Sudut pandang: Sasha dari Denali.

Enjoy!


...bahkan keabadian, tidak mampu menghentikan maut...


Aura kematian berpendar di sekelilingku begitu bibir itu melengkung seperti sabit, menciptakan sebentuk senyum. Senyum itu tak kunjung pudar, tak kehilangan auranya setitik pun, sama seperti pesona maut yang terpancar darinya.

Tak satu pun hal mengusik pikiranku, kecuali magnet yang menarikku pada sesuatu di pelukanku ini. Tidak sampai hal itu terjadi.

Sesuatu membakarku.

Terlalu panas. Perih. Cemas. Panik.

Lalu aku melihatnya. Terlepas dari jaraknya nun jauh disana, terlepas dari jubah-jubah hitam kelam yang berjajar anggun di hadapanku, aku melihatnya, dengan teramat jelas.

Malaikat pencabut nyawa itu tersenyum anggun padaku.


"Kau yakin kau tak ikut?" Tanya memastikan. Aku mengangguk dan kembali berpura-pura sibuk menekuri buku legenda anak-anak bulan, yang sejujurnya nyaris tak kubaca. Buku bukanlah salah satu hal yang membuatku tertarik.

"Tentu, Kate. Sekarang buku lebih nikmat daripada darah singa gunung," goda Irina, membuatku memutar bola mataku.

"Haha, lucu sekali. Sekarang mengapa kalian tidak pergi bercengkerama saja dengan singa-singa gunung kesayangan kalian itu dan membawakanku sedikit dari yang kalian peroleh?"

Kate menjulurkan lidahnya. "Titipanmu pasti sudah habis di tengah jalan, jadi kau harus puas dengan rusa sampai kau bisa mengucapkan selamat tinggal pada buku-bukumu. Rusa yang malang."

"Singa gunung yang malang," gumamku. "Sudah, pergi sana."

"Sampai nanti, Sasha!" Tiga bersaudara berambut pirang itu bergantian berujar, disusul suara tiga pasang kaki berlari. Setelah hanya terdengar suara angin berembus dan memastikan mereka tak mungkin melihatku, kututup buku berjudul Secret of The Moon itu dan kulempar ke rak buku, hingga buku tebal kecoklatan itu kembali tersusun sempurna di sela-sela buku lain yang kebanyakan sama tebalnya.

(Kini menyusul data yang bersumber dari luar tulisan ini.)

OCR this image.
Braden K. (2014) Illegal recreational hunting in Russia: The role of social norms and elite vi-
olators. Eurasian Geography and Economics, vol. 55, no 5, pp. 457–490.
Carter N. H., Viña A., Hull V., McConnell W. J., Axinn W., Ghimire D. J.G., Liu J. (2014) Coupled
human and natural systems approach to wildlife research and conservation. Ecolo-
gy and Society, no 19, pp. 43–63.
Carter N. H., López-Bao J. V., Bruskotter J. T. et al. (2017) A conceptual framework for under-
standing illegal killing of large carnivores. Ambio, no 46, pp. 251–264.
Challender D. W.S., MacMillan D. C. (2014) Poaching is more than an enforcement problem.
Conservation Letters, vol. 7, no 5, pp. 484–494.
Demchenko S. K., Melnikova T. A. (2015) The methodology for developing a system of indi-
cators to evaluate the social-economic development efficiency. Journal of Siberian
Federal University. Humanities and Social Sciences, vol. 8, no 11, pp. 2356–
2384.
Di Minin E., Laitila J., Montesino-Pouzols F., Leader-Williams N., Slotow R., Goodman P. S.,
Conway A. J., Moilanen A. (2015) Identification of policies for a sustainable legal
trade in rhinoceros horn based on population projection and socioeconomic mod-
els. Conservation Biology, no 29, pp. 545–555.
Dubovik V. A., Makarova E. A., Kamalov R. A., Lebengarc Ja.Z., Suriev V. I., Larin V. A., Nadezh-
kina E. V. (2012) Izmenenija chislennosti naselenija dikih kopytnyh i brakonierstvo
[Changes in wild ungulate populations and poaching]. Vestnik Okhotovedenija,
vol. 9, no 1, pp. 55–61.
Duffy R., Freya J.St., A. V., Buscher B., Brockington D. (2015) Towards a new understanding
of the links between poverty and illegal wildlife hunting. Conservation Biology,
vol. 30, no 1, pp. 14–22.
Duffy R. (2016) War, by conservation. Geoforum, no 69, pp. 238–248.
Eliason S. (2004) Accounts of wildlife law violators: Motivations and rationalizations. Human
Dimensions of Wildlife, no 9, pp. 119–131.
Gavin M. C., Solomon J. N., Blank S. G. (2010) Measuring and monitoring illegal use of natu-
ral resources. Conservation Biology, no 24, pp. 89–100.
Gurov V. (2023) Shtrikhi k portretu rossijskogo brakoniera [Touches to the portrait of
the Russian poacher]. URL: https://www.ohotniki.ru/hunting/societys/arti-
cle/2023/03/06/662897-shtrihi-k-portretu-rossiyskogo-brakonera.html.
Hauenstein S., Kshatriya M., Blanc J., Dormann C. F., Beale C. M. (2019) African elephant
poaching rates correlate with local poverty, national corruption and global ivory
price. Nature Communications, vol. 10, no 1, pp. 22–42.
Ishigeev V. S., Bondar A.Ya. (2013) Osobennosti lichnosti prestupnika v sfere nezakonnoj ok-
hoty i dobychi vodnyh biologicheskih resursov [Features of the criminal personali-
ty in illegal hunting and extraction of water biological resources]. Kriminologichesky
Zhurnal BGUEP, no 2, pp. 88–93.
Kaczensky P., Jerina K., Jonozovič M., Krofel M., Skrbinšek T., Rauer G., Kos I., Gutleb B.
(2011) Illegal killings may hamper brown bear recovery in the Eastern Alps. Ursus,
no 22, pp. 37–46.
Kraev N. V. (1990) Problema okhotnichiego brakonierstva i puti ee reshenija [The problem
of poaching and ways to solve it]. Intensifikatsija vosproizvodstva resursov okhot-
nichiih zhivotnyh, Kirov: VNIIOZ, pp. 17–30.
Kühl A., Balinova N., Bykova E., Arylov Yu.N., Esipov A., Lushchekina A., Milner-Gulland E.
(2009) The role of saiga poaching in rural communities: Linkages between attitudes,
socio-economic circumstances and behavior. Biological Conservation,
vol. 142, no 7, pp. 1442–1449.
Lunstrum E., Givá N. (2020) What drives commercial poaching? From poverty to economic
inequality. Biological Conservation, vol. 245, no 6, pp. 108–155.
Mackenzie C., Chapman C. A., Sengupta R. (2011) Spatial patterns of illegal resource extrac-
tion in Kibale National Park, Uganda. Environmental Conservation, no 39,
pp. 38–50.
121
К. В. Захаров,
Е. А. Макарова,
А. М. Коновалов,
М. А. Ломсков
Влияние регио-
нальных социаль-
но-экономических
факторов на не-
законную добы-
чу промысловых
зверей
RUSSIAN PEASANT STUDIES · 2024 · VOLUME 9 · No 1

Mereka tak tahu dan tidak boleh tahu.

Aku meninggalkan rumah menuju arah yang berbeda dari vampir-vampir remaja ciptaanku itu, menuju hutan. Dalam perjalanan aku menemukan segerombol rusa dan berhasil memangsa dua di antaranya. Dua sudah cukup, setidaknya untuk mempertahankan warna mataku tetap emas kekuningan.

Rusa yang malang, batinku mengingat ucapan Kate.

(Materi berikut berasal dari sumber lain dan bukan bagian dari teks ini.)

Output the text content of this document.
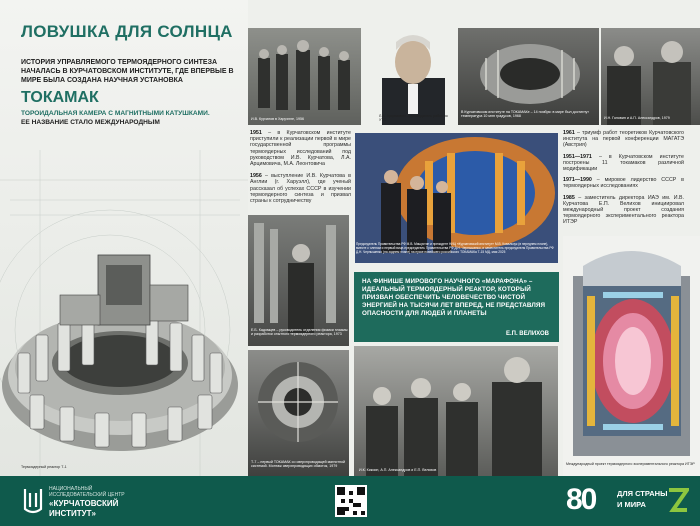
ЛОВУШКА ДЛЯ СОЛНЦА
ИСТОРИЯ УПРАВЛЯЕМОГО ТЕРМОЯДЕРНОГО СИНТЕЗА НАЧАЛАСЬ В КУРЧАТОВСКОМ ИНСТИТУТЕ, ГДЕ ВПЕРВЫЕ В МИРЕ БЫЛА СОЗДАНА НАУЧНАЯ УСТАНОВКА
ТОКАМАК
ТОРОИДАЛЬНАЯ КАМЕРА С МАГНИТНЫМИ КАТУШКАМИ.
ЕЕ НАЗВАНИЕ СТАЛО МЕЖДУНАРОДНЫМ
Термоядерный реактор Т-1
И.В. Курчатов в Харуэлле, 1956
Л.А. Арцимович – руководитель работ по УТС
В Курчатовском институте на ТОКАМАКе – 14 ноября: в мире был достигнут температура 10 млн градусов, 1968	И.Н. Головин и А.П. Александров, 1979
1951 – в Курчатовском институте приступили к реализации первой в мире государственной программы термоядерных исследований под руководством И.В. Курчатова, Л.А. Арцимовича, М.А. Леонтовича
1956 – выступление И.В. Курчатова в Англии (г. Харуэлл), где ученый рассказал об успехах СССР в изучении термоядерного синтеза и призвал страны к сотрудничеству
Председатель Правительства РФ М.В. Мишустин и президент НИЦ «Курчатовский институт» М.В. Ковальчук (в переднем плане), вместе с членом и первый вице-председатель Правительства РФ Д.Н. Чернышенко, и заместитель председателя Правительства РФ Д.Н. Чернышенко (на заднем плане) на пуске новейшего российского ТОКАМАКа Т-15 МД, мая 2025
1961 – триумф работ теоретиков Курчатовского института на первой конференции МАГАТЭ (Австрия)
1951—1971 – в Курчатовском институте построены 11 токамаков различной модификации
1971—1990 – мировое лидерство СССР в термоядерных исследованиях
1985 – заместитель директора ИАЭ им. И.В. Курчатова Е.П. Велихов инициировал международный проект создания термоядерного экспериментального реактора ИТЭР
Е.Б. Кадомцев – руководитель отделения физики плазмы и разработки опытного термоядерного реактора, 1973
Т-7 – первый ТОКАМАК со сверхпроводящей магнитной системой. Монтаж сверхпроводящих обмоток, 1979
НА ФИНИШЕ МИРОВОГО НАУЧНОГО «МАРАФОНА» – ИДЕАЛЬНЫЙ ТЕРМОЯДЕРНЫЙ РЕАКТОР, КОТОРЫЙ ПРИЗВАН ОБЕСПЕЧИТЬ ЧЕЛОВЕЧЕСТВО ЧИСТОЙ ЭНЕРГИЕЙ НА ТЫСЯЧИ ЛЕТ ВПЕРЕД, НЕ ПРЕДСТАВЛЯЯ ОПАСНОСТИ ДЛЯ ЛЮДЕЙ И ПЛАНЕТЫ
Е.П. ВЕЛИХОВ
И.К. Кикоин, А.П. Александров и Е.П. Велихов
Международный проект термоядерного экспериментального реактора ИТЭР
НАЦИОНАЛЬНЫЙ
ИССЛЕДОВАТЕЛЬСКИЙ ЦЕНТР
«КУРЧАТОВСКИЙ
ИНСТИТУТ»	80	ДЛЯ СТРАНЫ
И МИРА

Hampir sampai ke pinggir hutan, aroma darah yang kuat dan bersih mengusik indra penciumanku. Dengan paksa kublokir udara yang hendak masuk ke hidungku, memilih menahan napas dan menggunakan mulut saja jika diperlukan. Aku berjalan dengan kecepatan manusia, lalu berhenti begitu mendengar suara kapak tertancap pada batang pohon. Dan disanalah ia berada.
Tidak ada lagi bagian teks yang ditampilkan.